FIG. 5 illustrates fluid distribution in a mounting base, such as the one illustrated in FIGS. 1 to 3. In this figure only the electric component 3, the first connecting part 9 and the second connecting part 10 are shown. The evaporator channels and the condenser channels are located on top of each other.
FIG. 5 illustrates a situation where the first and second connecting parts 9 and 10 have a structure that allows fluid from different evaporator channels, and correspondingly, different condenser channels, to mix up with each other and to be passed on via any one of the condenser channels, and correspondingly, evaporator channels. It can be seen that as the fluid also circulates sideways, the cooling capacity of the entire second surface can be utilized efficiently. In this way the dimensions of the mounting base can be increased both longitudinally and transversally. The spaces between the channels may be dimensioned in such a way that electric or other components can be attached by screws, for instance, in the spaces between the channels.
In the previous explanation the term ‘fluid’ has been used generally to indicate any medium suitable for use in the described mounting base. The fluid may be a liquid or a gas, and in many implementations, the fluid can be in liquid state in certain parts of the mounting base while it can be in a gas state in other parts of the mounting base.

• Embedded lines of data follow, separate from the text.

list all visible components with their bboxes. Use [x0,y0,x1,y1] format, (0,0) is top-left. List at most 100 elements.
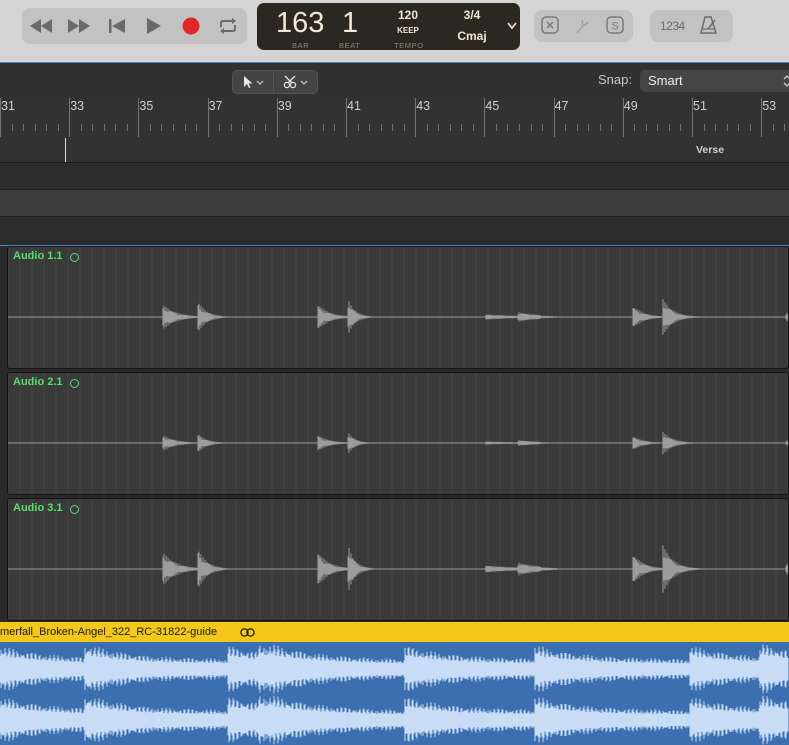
pointer-icon [244,76,264,88]
marker-lane[interactable]: Verse [0,138,789,163]
ruler-minor-tick [242,124,243,131]
ruler-minor-tick [185,124,186,131]
cycle-button[interactable] [209,8,246,44]
record-button[interactable] [172,8,209,44]
audio-region-3[interactable]: Audio 3.1 [7,498,789,621]
ruler-minor-tick [738,124,739,131]
ruler-bar-number: 43 [416,99,431,113]
ruler-minor-tick [138,124,139,131]
signature-lane [0,163,789,190]
svg-text:S: S [611,21,618,33]
ruler-minor-tick [715,124,716,131]
ruler-minor-tick [288,124,289,131]
ruler-minor-tick [565,124,566,131]
guide-region[interactable] [0,642,789,745]
solo-button[interactable]: S [606,16,624,39]
ruler-minor-tick [484,124,485,131]
ruler-minor-tick [35,124,36,131]
ruler-minor-tick [12,124,13,131]
ruler-minor-tick [346,124,347,131]
ruler-major-tick [415,98,417,137]
ruler-minor-tick [427,124,428,131]
loop-icon [70,379,79,388]
ruler-major-tick [622,98,624,137]
play-button[interactable] [135,8,172,44]
ruler-minor-tick [404,124,405,131]
ruler-minor-tick [219,124,220,131]
ruler-bar-number: 39 [277,99,292,113]
ruler-minor-tick [773,124,774,131]
beat-label: BEAT [339,41,361,50]
ruler-major-tick [761,98,763,137]
replace-icon [541,16,559,34]
ruler-minor-tick [81,124,82,131]
region-name: Audio 3.1 [13,502,63,514]
ruler-minor-tick [23,124,24,131]
ruler-minor-tick [311,124,312,131]
ruler-minor-tick [392,124,393,131]
ruler-bar-number: 37 [208,99,223,113]
ruler-minor-tick [450,124,451,131]
replace-button[interactable] [541,16,559,39]
tuner-button[interactable] [574,16,592,39]
bar-label: BAR [292,41,310,50]
marker-verse[interactable]: Verse [696,144,724,156]
ruler-minor-tick [761,124,762,131]
ruler-major-tick [692,98,693,137]
up-down-chevron-icon [783,75,789,87]
metronome-button[interactable] [699,16,719,39]
loop-icon [70,253,79,262]
snap-label: Snap: [598,72,632,87]
ruler-minor-tick [196,124,197,131]
ruler-minor-tick [161,124,162,131]
go-to-beginning-button[interactable] [98,8,135,44]
ruler-minor-tick [750,124,751,131]
ruler-minor-tick [150,124,151,131]
chevron-down-icon[interactable] [507,22,517,30]
fast-forward-button[interactable] [60,8,97,44]
ruler-minor-tick [323,124,324,131]
mode-buttons: S [534,10,633,42]
ruler-major-tick [69,98,71,137]
ruler-minor-tick [381,124,382,131]
bar-ruler[interactable]: 31 33 35 37 39 41 43 45 47 49 51 53 [0,98,789,139]
ruler-major-tick [207,98,209,137]
lcd-display[interactable]: 163 1 BAR BEAT 120 KEEP TEMPO 3/4 Cmaj [257,3,520,50]
waveform [8,499,788,620]
scissors-tool-button[interactable] [273,70,318,94]
ruler-bar-number: 53 [762,99,777,113]
rewind-icon [29,19,52,33]
guide-region-header[interactable]: merfall_Broken-Angel_322_RC-31822-guide [0,622,789,642]
ruler-minor-tick [69,124,70,131]
audio-region-1[interactable]: Audio 1.1 [7,246,789,369]
ruler-minor-tick [657,124,658,131]
ruler-minor-tick [554,124,555,131]
count-in-buttons: 1234 [650,10,733,42]
fast-forward-icon [67,19,90,33]
count-in-button[interactable]: 1234 [660,19,685,33]
beat-value: 1 [342,7,359,39]
audio-region-2[interactable]: Audio 2.1 [7,372,789,495]
tempo-lane [0,190,789,217]
ruler-bar-number: 41 [347,99,361,113]
rewind-button[interactable] [22,8,59,44]
ruler-bar-number: 47 [554,99,569,113]
ruler-minor-tick [669,124,670,131]
ruler-minor-tick [358,124,359,131]
ruler-bar-number: 49 [623,99,638,113]
link-icon [240,628,255,637]
tracks-toolbar: Snap: Smart [0,62,789,99]
guide-region-name: merfall_Broken-Angel_322_RC-31822-guide [0,626,218,638]
ruler-major-tick [0,98,1,137]
ruler-minor-tick [611,124,612,131]
metronome-icon [700,16,718,34]
ruler-minor-tick [680,124,681,131]
guide-waveform [0,644,789,745]
ruler-major-tick [276,98,278,137]
bar-value: 163 [276,7,325,39]
snap-select[interactable]: Smart [640,70,789,92]
pointer-tool-button[interactable] [232,70,274,94]
ruler-minor-tick [58,124,59,131]
ruler-minor-tick [531,124,532,131]
ruler-minor-tick [507,124,508,131]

Thus, it will be appreciated by those having ordinary skill in the art that the present disclosure can be embodied in other specific forms without departing from the spirit or essential characteristics thereof. The presently disclosed embodiments are therefore considered in all respects to be illustrative and not restricted. The scope of the disclosure is indicated by the appended claims rather than the foregoing description and all changes that come within the meaning and range and equivalence thereof are intended to be embraced therein.